Ignacio Alarcón ¹ Carolina Peralta ² Francisco Cammarata-Scalisi ² Maykol Araya ³ Francisco Cano ^4,5 Angélica Rojo ⁵ María Luisa Ceballos ^4,5 Paola Krall ^6*

• ¹ School of Medicine, Faculty of Medicine, University of Chile, Santiago, Chile
• ² Department od Pediatrics, Regional Hospital of Antofagasta, Antofagasta, Chile
• ³ Clinical Laboratory, University of Antofagasta Clinical Hospital, Antofagasta, Chile
• ⁴ Department of Pediatrics and Child Surgery, Faculty of Medicine, University of Chile, Providencia, Chile
• ⁵ Nephrology Unit, Hospital Luis Calvo Mackenna, Santiago, Chile
• ⁶ University of Chile, Santiago, Chile

Steroid-resistant nephrotic syndrome (SRNS) is a rare kidney disease commonly characterized histopathologically by focal and segmental glomerulosclerosis (FSGS) or minimal change disease.One-third of SRNS-FSGS cases are attributed to a genetic cause ultimately leading to end-stage kidney disease (ESKD) during childhood or adulthood.
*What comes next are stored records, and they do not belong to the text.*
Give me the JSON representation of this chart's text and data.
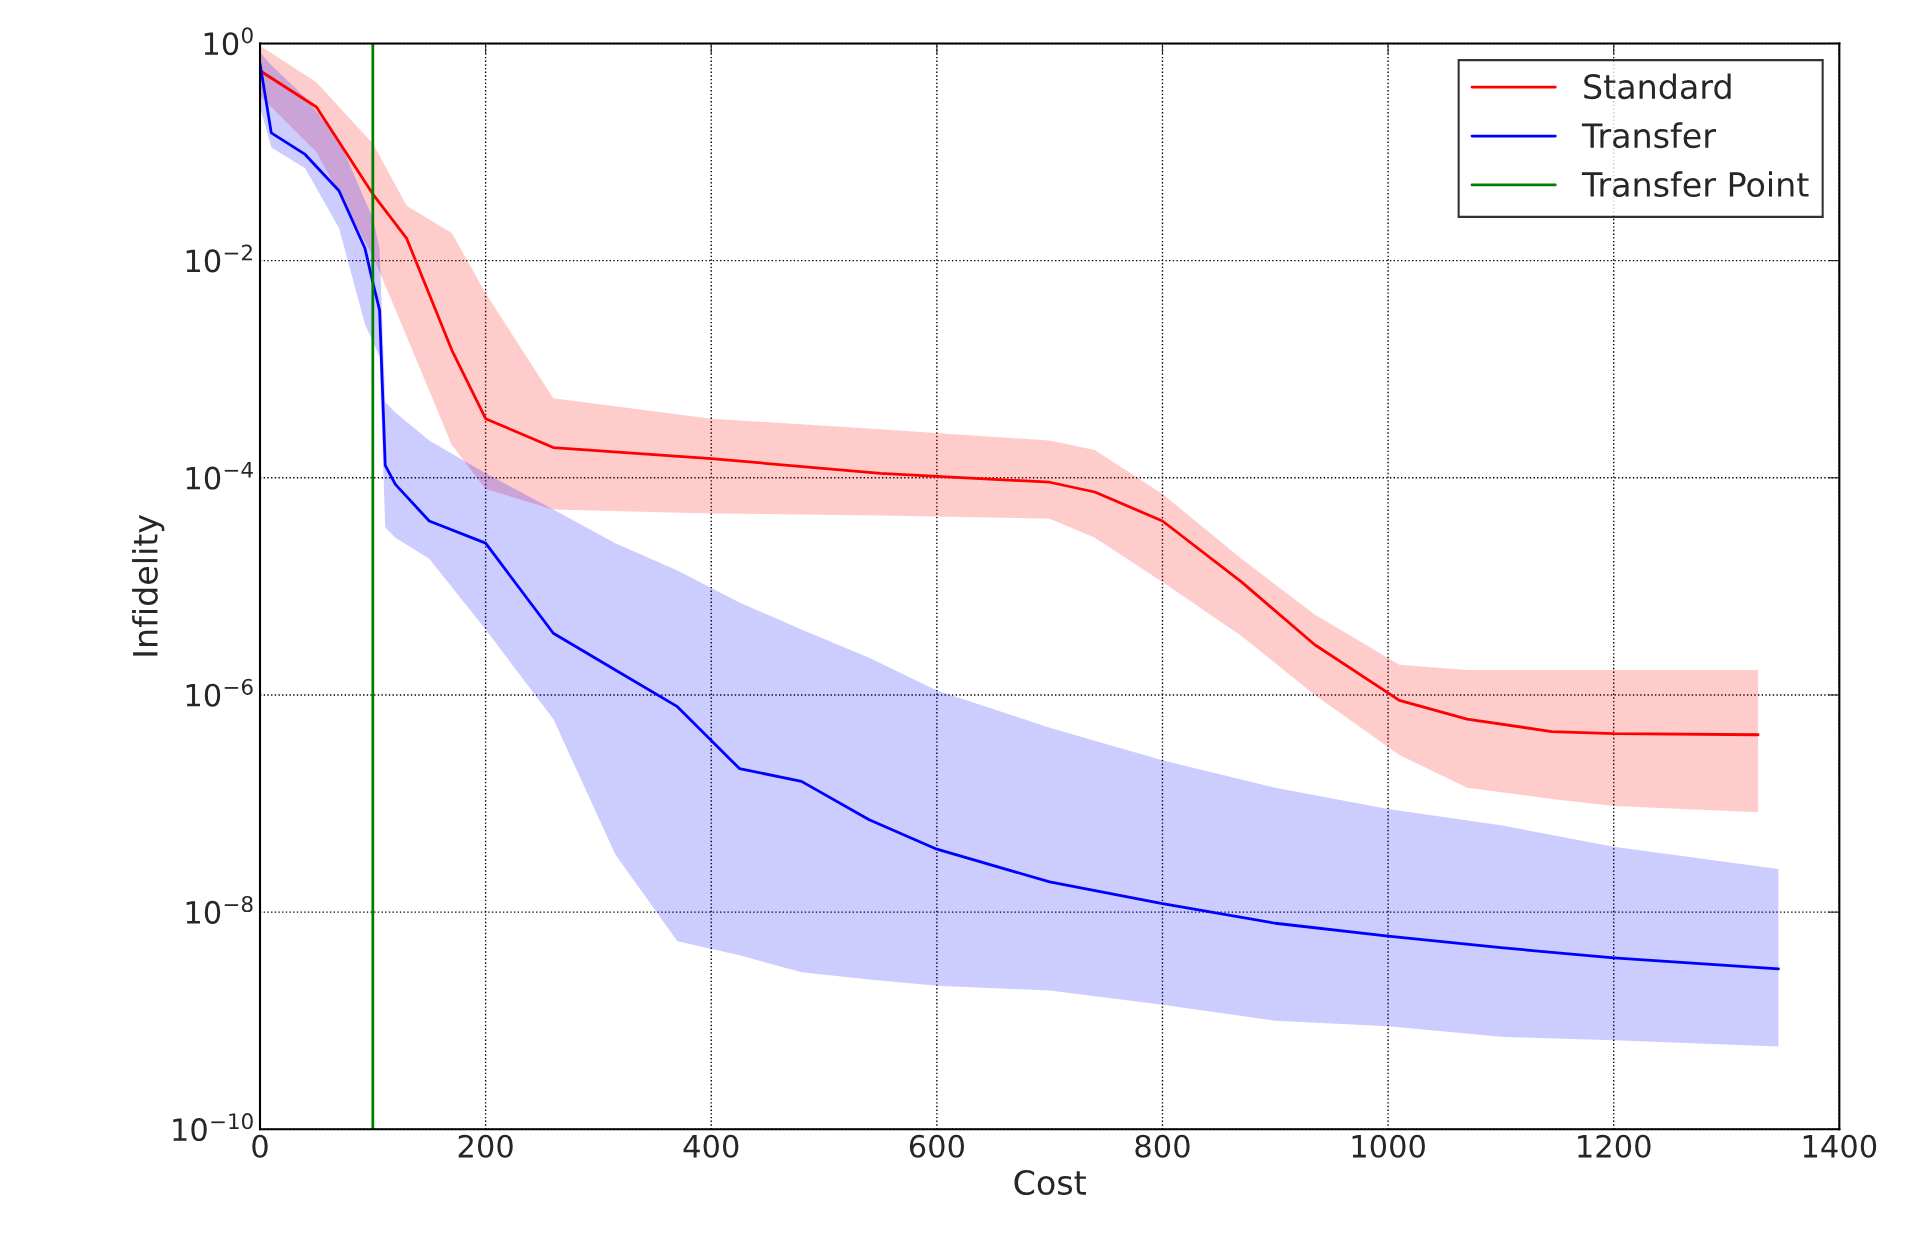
{
  "chart_data": {
    "type": "line",
    "xlabel": "Cost",
    "ylabel": "Infidelity",
    "log": "y",
    "grid": true,
    "legend": "top right",
    "line_style": "solid",
    "xlim": [
      0,
      1400
    ],
    "xticks": [
      0,
      200,
      400,
      600,
      800,
      1000,
      1200,
      1400
    ],
    "ylim": [
      1e-10,
      1
    ],
    "yticks": [
      {
        "value": 1e-10,
        "label": "10$^{−10}$"
      },
      {
        "value": 1e-08,
        "label": "10$^{−8}$"
      },
      {
        "value": 1e-06,
        "label": "10$^{−6}$"
      },
      {
        "value": 0.0001,
        "label": "10$^{−4}$"
      },
      {
        "value": 0.01,
        "label": "10$^{−2}$"
      },
      {
        "value": 1,
        "label": "10$^{0}$"
      }
    ],
    "series": [
      {
        "name": "Standard",
        "color": "#ff0000",
        "x": [
          0,
          50,
          100,
          130,
          170,
          200,
          260,
          400,
          550,
          700,
          740,
          800,
          870,
          935,
          1010,
          1070,
          1145,
          1200,
          1328
        ],
        "values": [
          0.56,
          0.26,
          0.041,
          0.016,
          0.0015,
          0.00035,
          0.00019,
          0.00015,
          0.00011,
          9.1e-05,
          7.4e-05,
          4e-05,
          1.1e-05,
          2.9e-06,
          8.9e-07,
          6e-07,
          4.6e-07,
          4.4e-07,
          4.3e-07
        ],
        "upper": [
          0.95,
          0.44,
          0.12,
          0.032,
          0.018,
          0.005,
          0.00054,
          0.00035,
          0.00028,
          0.00022,
          0.00018,
          7.1e-05,
          1.8e-05,
          5.5e-06,
          1.9e-06,
          1.7e-06,
          1.7e-06,
          1.7e-06,
          1.7e-06
        ],
        "lower": [
          0.33,
          0.1,
          0.011,
          0.002,
          0.0002,
          7.9e-05,
          5.1e-05,
          4.7e-05,
          4.5e-05,
          4.2e-05,
          2.8e-05,
          1.1e-05,
          3.5e-06,
          1e-06,
          2.8e-07,
          1.4e-07,
          1.1e-07,
          9.5e-08,
          8.3e-08
        ]
      },
      {
        "name": "Transfer",
        "color": "#0000ff",
        "x": [
          0,
          10,
          40,
          70,
          93,
          100,
          106,
          111,
          120,
          150,
          200,
          260,
          315,
          370,
          425,
          480,
          540,
          600,
          700,
          800,
          900,
          1000,
          1100,
          1200,
          1346
        ],
        "values": [
          0.65,
          0.15,
          0.095,
          0.044,
          0.013,
          0.0063,
          0.0035,
          0.00013,
          8.7e-05,
          4e-05,
          2.5e-05,
          3.7e-06,
          1.7e-06,
          7.8e-07,
          2.1e-07,
          1.6e-07,
          7.1e-08,
          3.8e-08,
          1.9e-08,
          1.2e-08,
          7.9e-09,
          6e-09,
          4.7e-09,
          3.8e-09,
          3e-09
        ],
        "upper": [
          0.83,
          0.63,
          0.32,
          0.13,
          0.036,
          0.025,
          0.013,
          0.0005,
          0.0004,
          0.00022,
          0.00011,
          5.1e-05,
          2.5e-05,
          1.4e-05,
          7.1e-06,
          4e-06,
          2.2e-06,
          1.1e-06,
          5e-07,
          2.5e-07,
          1.4e-07,
          8.9e-08,
          6.3e-08,
          4e-08,
          2.5e-08
        ],
        "lower": [
          0.26,
          0.11,
          0.071,
          0.02,
          0.0026,
          0.0018,
          0.0013,
          3.5e-05,
          2.8e-05,
          1.8e-05,
          4e-06,
          6e-07,
          3.4e-08,
          5.4e-09,
          4e-09,
          2.8e-09,
          2.4e-09,
          2.1e-09,
          1.9e-09,
          1.4e-09,
          1e-09,
          8.9e-10,
          7.1e-10,
          6.6e-10,
          5.8e-10
        ]
      },
      {
        "name": "Transfer Point",
        "color": "#008000",
        "x": [
          100,
          100
        ],
        "values": [
          1e-10,
          1
        ]
      }
    ]
  }
}
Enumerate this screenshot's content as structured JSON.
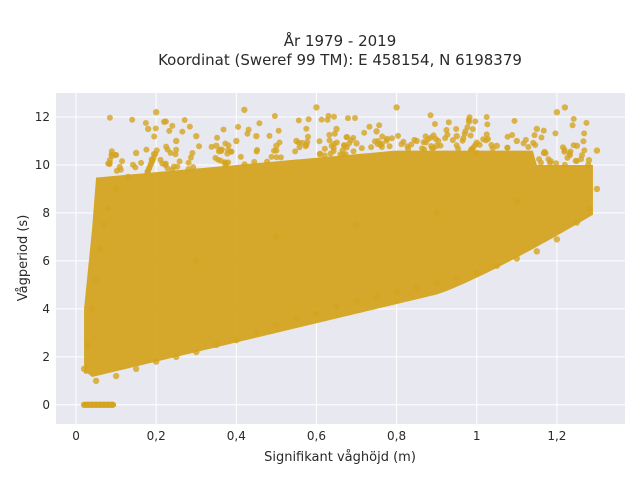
{
  "chart_data": {
    "type": "scatter",
    "title_lines": [
      "År 1979 - 2019",
      "Koordinat (Sweref 99 TM): E 458154, N 6198379"
    ],
    "xlabel": "Signifikant våghöjd (m)",
    "ylabel": "Vågperiod (s)",
    "xlim": [
      -0.05,
      1.37
    ],
    "ylim": [
      -0.8,
      13.0
    ],
    "x_ticks": [
      0,
      0.2,
      0.4,
      0.6,
      0.8,
      1.0,
      1.2
    ],
    "x_tick_labels": [
      "0",
      "0,2",
      "0,4",
      "0,6",
      "0,8",
      "1",
      "1,2"
    ],
    "y_ticks": [
      0,
      2,
      4,
      6,
      8,
      10,
      12
    ],
    "y_tick_labels": [
      "0",
      "2",
      "4",
      "6",
      "8",
      "10",
      "12"
    ],
    "grid": true,
    "legend": "none",
    "colors": {
      "marker": "#d4a420",
      "plot_bg": "#e8e8f1",
      "grid": "#ffffff"
    },
    "series": [
      {
        "points": [
          [
            0.02,
            0.0
          ],
          [
            0.03,
            0.0
          ],
          [
            0.04,
            0.0
          ],
          [
            0.05,
            0.0
          ],
          [
            0.06,
            0.0
          ],
          [
            0.07,
            0.0
          ],
          [
            0.08,
            0.0
          ],
          [
            0.09,
            0.0
          ],
          [
            0.02,
            1.5
          ],
          [
            0.03,
            2.5
          ],
          [
            0.04,
            4.0
          ],
          [
            0.05,
            5.2
          ],
          [
            0.06,
            6.5
          ],
          [
            0.07,
            7.5
          ],
          [
            0.08,
            8.2
          ],
          [
            0.1,
            9.0
          ],
          [
            0.13,
            9.5
          ],
          [
            0.15,
            10.5
          ],
          [
            0.18,
            11.5
          ],
          [
            0.2,
            12.2
          ],
          [
            0.22,
            11.8
          ],
          [
            0.25,
            11.0
          ],
          [
            0.3,
            11.2
          ],
          [
            0.35,
            10.8
          ],
          [
            0.4,
            11.0
          ],
          [
            0.42,
            12.3
          ],
          [
            0.45,
            11.2
          ],
          [
            0.5,
            10.8
          ],
          [
            0.55,
            11.0
          ],
          [
            0.6,
            12.4
          ],
          [
            0.65,
            11.5
          ],
          [
            0.7,
            10.9
          ],
          [
            0.75,
            11.4
          ],
          [
            0.8,
            12.4
          ],
          [
            0.85,
            11.0
          ],
          [
            0.9,
            10.8
          ],
          [
            0.95,
            11.2
          ],
          [
            1.0,
            10.5
          ],
          [
            1.05,
            10.8
          ],
          [
            1.1,
            11.0
          ],
          [
            1.15,
            11.5
          ],
          [
            1.2,
            12.2
          ],
          [
            1.22,
            12.4
          ],
          [
            1.25,
            10.8
          ],
          [
            1.28,
            10.2
          ],
          [
            1.3,
            10.6
          ],
          [
            0.05,
            1.0
          ],
          [
            0.1,
            1.2
          ],
          [
            0.15,
            1.5
          ],
          [
            0.2,
            1.8
          ],
          [
            0.25,
            2.0
          ],
          [
            0.3,
            2.2
          ],
          [
            0.35,
            2.5
          ],
          [
            0.4,
            2.7
          ],
          [
            0.45,
            3.0
          ],
          [
            0.5,
            3.3
          ],
          [
            0.55,
            3.6
          ],
          [
            0.6,
            3.8
          ],
          [
            0.65,
            4.1
          ],
          [
            0.7,
            4.3
          ],
          [
            0.75,
            4.5
          ],
          [
            0.8,
            4.7
          ],
          [
            0.85,
            4.9
          ],
          [
            0.9,
            5.1
          ],
          [
            0.95,
            5.3
          ],
          [
            1.0,
            5.5
          ],
          [
            1.05,
            5.8
          ],
          [
            1.1,
            6.1
          ],
          [
            1.15,
            6.4
          ],
          [
            1.2,
            6.9
          ],
          [
            1.25,
            7.6
          ],
          [
            1.28,
            8.2
          ],
          [
            1.3,
            9.0
          ],
          [
            0.3,
            6.0
          ],
          [
            0.5,
            7.0
          ],
          [
            0.7,
            7.5
          ],
          [
            0.9,
            8.0
          ],
          [
            1.1,
            8.5
          ]
        ]
      }
    ]
  }
}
ACTN4 variants, although rare, typically manifest in early adulthood as SRNS-FSGS with autosomal dominant inheritance pattern and are associated with variable progression toward ESKD.A 10-year-old Chilean male, born to a complicated pregnancy without any history of prenatal care, was incidentally found to have mild proteinuria during pre-surgery analysis. He was diagnosed with nephrotic syndrome and treatment with prednisone was started, but 12 months later he persisted with hyperlipidemia, hypoalbuminemia, and proteinuria. Within a few weeks, proteinuria rapidly increased, and a kidney biopsy exhibited FSGS features. At the age of 12, he reached ESKD and initiated peritoneal dialysis, experiencing an episode of posterior reversible encephalopathy syndrome. Exome sequencing identified a novel variant of uncertain significance (VUS), ACTN4 c.625_633del, that predicted the in-frame deletion p.L209_E211del in a highly conserved functional domain. He requested to be considered for kidney transplantation and the VUS in ACTN4 was re-analyzed to assess potential risks, resulting in a reclassification as likely pathogenic (PM1+PM2+PM4 criteria). At 14 years old, he received a deceased donor kidney allograft without recurrence during the subsequent 5 months.Identifying VUS is a recurring challenge in routine clinical genetics, particularly for patients with rare diseases or atypical phenotypes in underrepresented populations. This case underscores the benefit of timely genetic diagnosis taking into account the patient's request. VUS reassessment becomes more relevant when considering a kidney transplant not only as an appropriate procedure, but as the therapy of choice, especially considering the patient's history of complications with variable long-term consequences.